I fine-tuned reasoning models (o1-mini and o3-mini) which were already well into instruction-following and reasoning behavior. The dataset I prepared was taking this into account, but it was just simple prompt/response pairs. Defining the task tightly, ensuring the dataset was of high quality, picking the right hyper parameters, and preparing the proper reward function (and modeling that against the API provided) were the keys to success.

rbanffy•5mo ago
That’s really cool. I’d love to see that process from up close.
criemen•5mo ago
> Indeed perhaps it's important to include a high quality corpus in pre training? I doubt anyone wants to train an LLM from scratch for EDA.
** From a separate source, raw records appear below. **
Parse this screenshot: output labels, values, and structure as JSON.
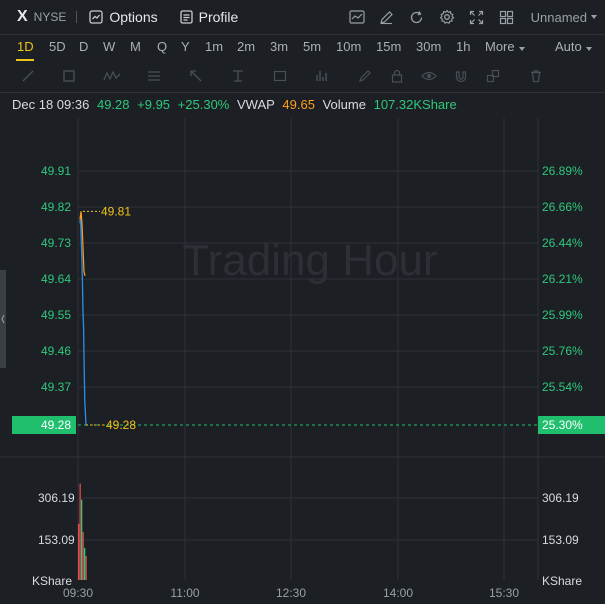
{
  "header": {
    "ticker": "X",
    "exchange": "NYSE",
    "options_label": "Options",
    "profile_label": "Profile",
    "layout_name": "Unnamed",
    "right_icons": [
      "indicator-chart-icon",
      "draw-pen-icon",
      "refresh-icon",
      "settings-gear-icon",
      "fullscreen-icon",
      "grid-layout-icon"
    ]
  },
  "periods": {
    "items": [
      "1D",
      "5D",
      "D",
      "W",
      "M",
      "Q",
      "Y",
      "1m",
      "2m",
      "3m",
      "5m",
      "10m",
      "15m",
      "30m",
      "1h"
    ],
    "more_label": "More",
    "auto_label": "Auto",
    "active": "1D"
  },
  "info": {
    "date": "Dec 18 09:36",
    "price": "49.28",
    "change": "+9.95",
    "change_pct": "+25.30%",
    "vwap_label": "VWAP",
    "vwap_value": "49.65",
    "volume_label": "Volume",
    "volume_value": "107.32KShare"
  },
  "chart_data": {
    "type": "line",
    "watermark": "Trading Hour",
    "price_axis_left": [
      "49.91",
      "49.82",
      "49.73",
      "49.64",
      "49.55",
      "49.46",
      "49.37",
      "49.28"
    ],
    "price_axis_right": [
      "26.89%",
      "26.66%",
      "26.44%",
      "26.21%",
      "25.99%",
      "25.76%",
      "25.54%",
      "25.30%"
    ],
    "current_price_tag": "49.28",
    "current_pct_tag": "25.30%",
    "high_marker": "49.81",
    "low_marker": "49.28",
    "volume_axis_left": [
      "306.19",
      "153.09",
      "KShare"
    ],
    "volume_axis_right": [
      "306.19",
      "153.09",
      "KShare"
    ],
    "x_ticks": [
      "09:30",
      "11:00",
      "12:30",
      "14:00",
      "15:30"
    ],
    "ylim": [
      49.28,
      49.91
    ],
    "price_series": {
      "name": "Price",
      "color": "#2f8fe8",
      "points": [
        [
          0,
          49.78
        ],
        [
          0.5,
          49.8
        ],
        [
          1,
          49.74
        ],
        [
          1.5,
          49.7
        ],
        [
          2,
          49.64
        ],
        [
          2.5,
          49.56
        ],
        [
          3,
          49.52
        ],
        [
          3.5,
          49.42
        ],
        [
          4,
          49.34
        ],
        [
          5,
          49.28
        ],
        [
          6,
          49.28
        ]
      ]
    },
    "vwap_series": {
      "name": "VWAP",
      "color": "#ff9f1a",
      "points": [
        [
          0,
          49.79
        ],
        [
          1,
          49.81
        ],
        [
          2,
          49.78
        ],
        [
          3,
          49.72
        ],
        [
          4,
          49.66
        ],
        [
          5,
          49.65
        ]
      ]
    },
    "volume_bars": {
      "unit": "KShare",
      "ylim": [
        0,
        306.19
      ],
      "values": [
        210,
        360,
        300,
        180,
        120,
        90
      ],
      "colors": [
        "#e24b4b",
        "#e24b4b",
        "#2fc87c",
        "#e24b4b",
        "#2fc87c",
        "#e24b4b"
      ]
    }
  }
}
That does sound reasonable to me. The main problem is that you (at least for software) can't train on source code alone, as comments are human language, so you need some corpus of human language as well, so that the LLM learns that, next to the programming language(s). I'd assume it's the same as well.

Depending on what you're going for, you could take an existing pre-trained model, and further pretrain it on your EDA corpus. That means you'll have to reinvent or lift from somewhere else the entire finetuning data and pipeline, which is significantly harder than doing a finetune.